All I’m hearing about Unglued sounds like it would be a good read for me.
This is a breathe of fresh air for me. I love the simple honest message that it brings. I let me know that I’m definately not alone. It’s OK to be real…
I always feel “unglued”… Sometimes I’m sure I need to be medicated (which, believe me, I don’t have anything against, ladies!). Going from working 20 hrs/wk to 40 hrs/wk has inly made things worse, along with my husband on continued workman’s comp for a shoulder injury, and my firstborn starting Kindergarten! 23 hrs/day I feel like I’m spiraling out of control..
P.S. I subscribed 🙂
Would love a copy…
Sounds like I need this book…so much drama happening in my life sometimes that I do feel unglued!
Oh the journey of trying to like a life of transparency.

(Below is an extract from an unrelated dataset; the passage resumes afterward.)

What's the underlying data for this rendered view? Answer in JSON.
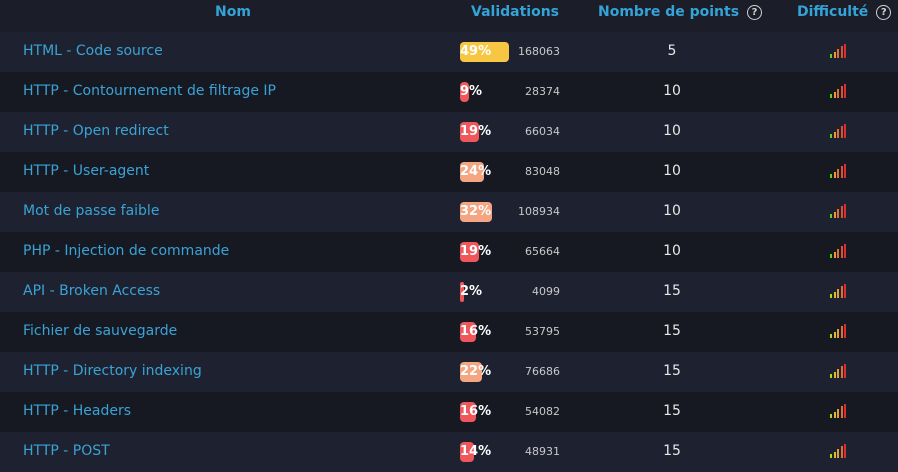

What a privilege it would be to be encouraged by this book! I subscribe to faith barista via pulse on my iPad.
I will share quickly, this post on Facebook!
newly married daughter and her husband are having serious marriage issues. I just watched Lysa on Life Today with James Robinson and this book will save their marriage. With just the information Lysa shared on this show I know that this book will reveal to them that they each approach conflict differently and that neither wrong or right but that they need to bring the best of both to the table during conflict. Please serious consider me for this book….you may just save this marriage!!!
Love this! Wishing you a Merry Christmas!